Человек призван закончить мир, найти место всему и дойти и довести с собою все, что видимо и что скрыто, не до блаженства, а до чего-то, что я предвижу и не могу высказать.
Я клянусь вам, что я буду делать это дело, как бы велико, темно и безнадежно оно ни было.
Я никому этого не говорил и не скажу Вам говорю, потому что вы были мне другом ближе, чем для вас друзья во плоти».
В то время как жизнь после потрясений революции, Гражданской войны и катастрофического голода начала мало-помалу возвращаться к своему обыденному течению и большинство людей, Платонова окружавших, к новому положению дел приспособились, вкушая колбасу и масло, сам он в отличие от современников не был обманут, введен в соблазн видимым успокоением житейского моря, и ощущение жизни как тревоги, жизни как катастрофы или постоянного ее предчувствия его не покидало.

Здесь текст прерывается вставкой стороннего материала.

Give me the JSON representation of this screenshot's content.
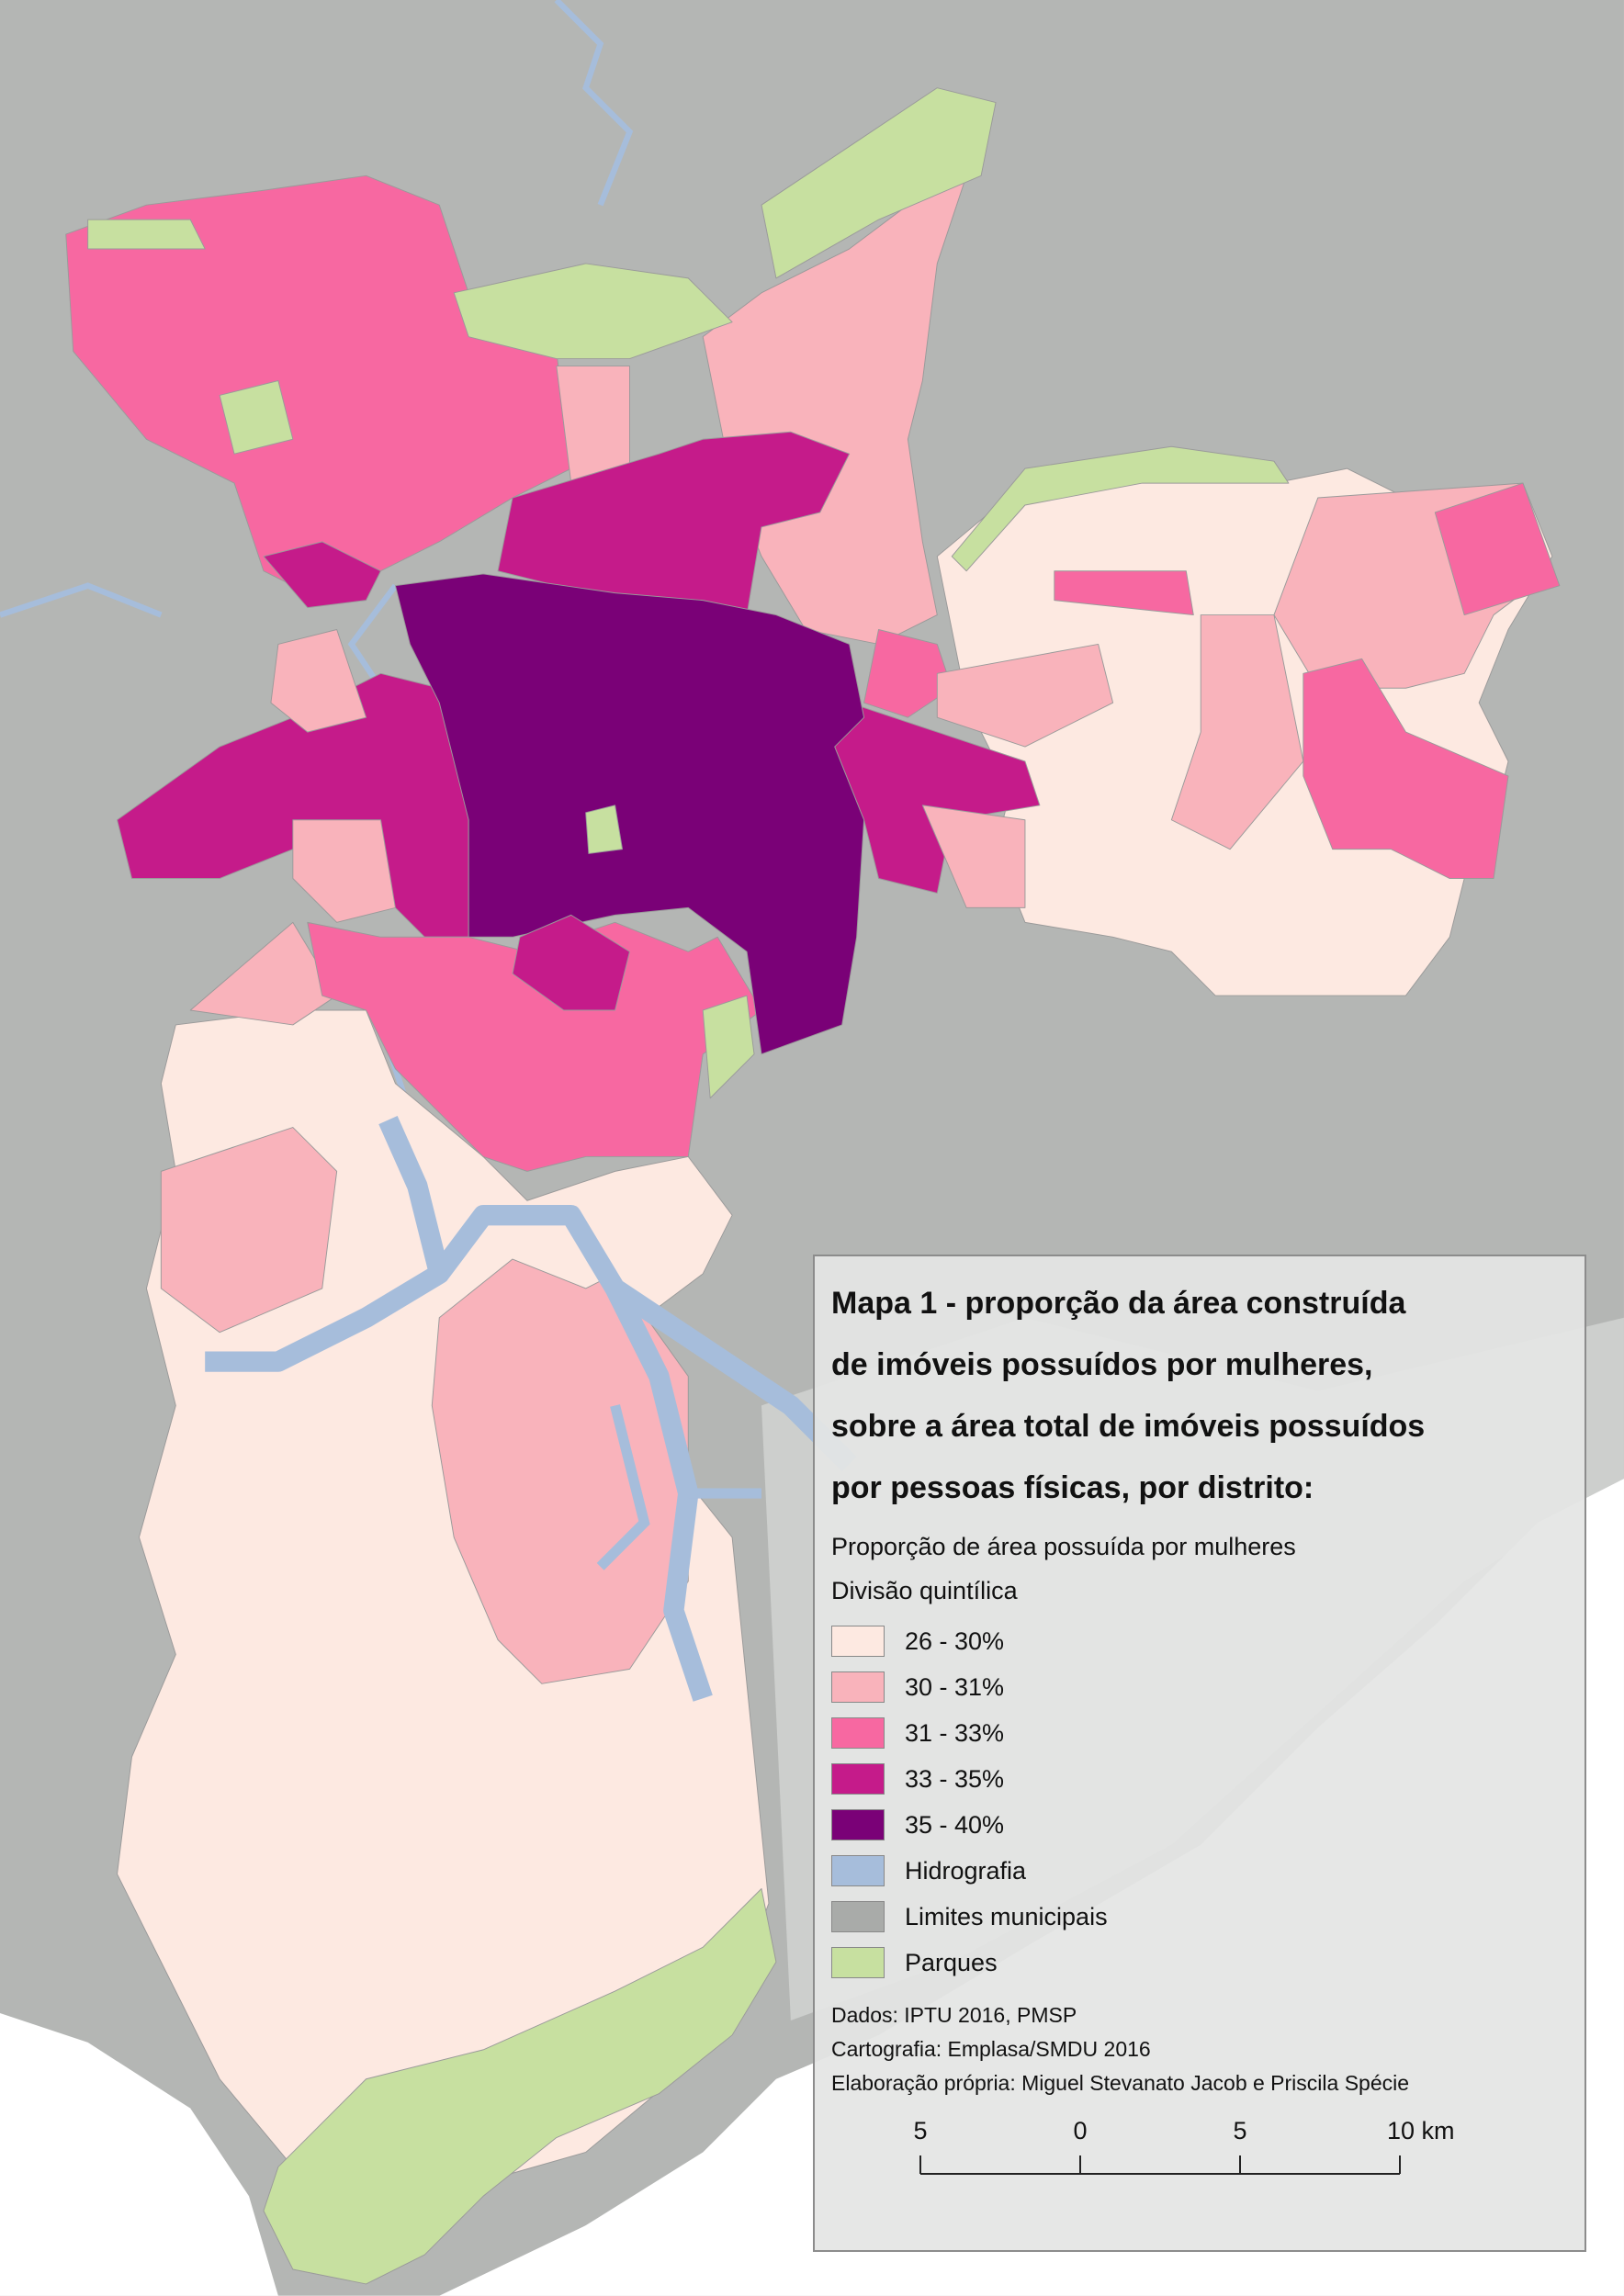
{
  "title_lines": [
    "Mapa 1 - proporção da área construída",
    "de imóveis possuídos por mulheres,",
    "sobre a área total de imóveis possuídos",
    "por pessoas físicas, por distrito:"
  ],
  "legend": {
    "subtitle_lines": [
      "Proporção de área possuída por mulheres",
      "Divisão quintílica"
    ],
    "items": [
      {
        "label": "26 - 30%",
        "color": "#fde9e1"
      },
      {
        "label": "30 - 31%",
        "color": "#f9b3bb"
      },
      {
        "label": "31 - 33%",
        "color": "#f768a1"
      },
      {
        "label": "33 - 35%",
        "color": "#c51b8a"
      },
      {
        "label": "35 - 40%",
        "color": "#7a0177"
      },
      {
        "label": "Hidrografia",
        "color": "#a6bddb"
      },
      {
        "label": "Limites municipais",
        "color": "#a9aba9"
      },
      {
        "label": "Parques",
        "color": "#c7e0a0"
      }
    ]
  },
  "credits": [
    "Dados: IPTU 2016, PMSP",
    "Cartografia: Emplasa/SMDU 2016",
    "Elaboração própria: Miguel Stevanato Jacob e Priscila Spécie"
  ],
  "scale_bar": {
    "labels": [
      "5",
      "0",
      "5",
      "10 km"
    ]
  }
}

Платоновский мир вообще чреват катаклизмами. Если проводить параллели с физическими приборами, то Платонов был сейсмографом (другие писатели — термометрами, барометрами, тахометрами, спидометрами, флюгерами).
Он был зорче и проницательнее многих из своих собратьев, он по-прежнему требовал от себя и от других сверхусилий и настаивал на том, что будет стремиться исполнить предназначенное человеку. В этом последовательном эсхатологизме Платонова воплотился многовековой русский религиозный опыт, но через пять-шесть лет после свершения революции у «шахтера вселенной» почти не осталось единомышленников. С революцией и революционерами случилось то, о чем насмешливо писал в те годы в дневнике Пришвин: «Балерины, актрисы и машинистки разложили революцию. Революционерам-большевикам, как женщинам бальзаковского возраста, вдруг жить захотелось! И все очень понятно и простительно, только смешно, когда сравнишь, чего хотел большевик и чем удовлетворился». Да и Платонов еще в фельетоне «Душа человека — неприличное животное», написанном летом 1921 года, обозначил новый тип «официального революционера, бритого и даже слегка напудренного. Так, чуть-чуть, чтобы нос не блестел». Только смешное и простительное в глазах Пришвина было совсем не смешным в сердце его серьезного собрата, и именно отсюда брало начало то великое одиночество, которое стало литературным окружением Андрея Платонова. А сам он констатировал несколько лет спустя в письме жене: «Мои идеалы однообразны и постоянны».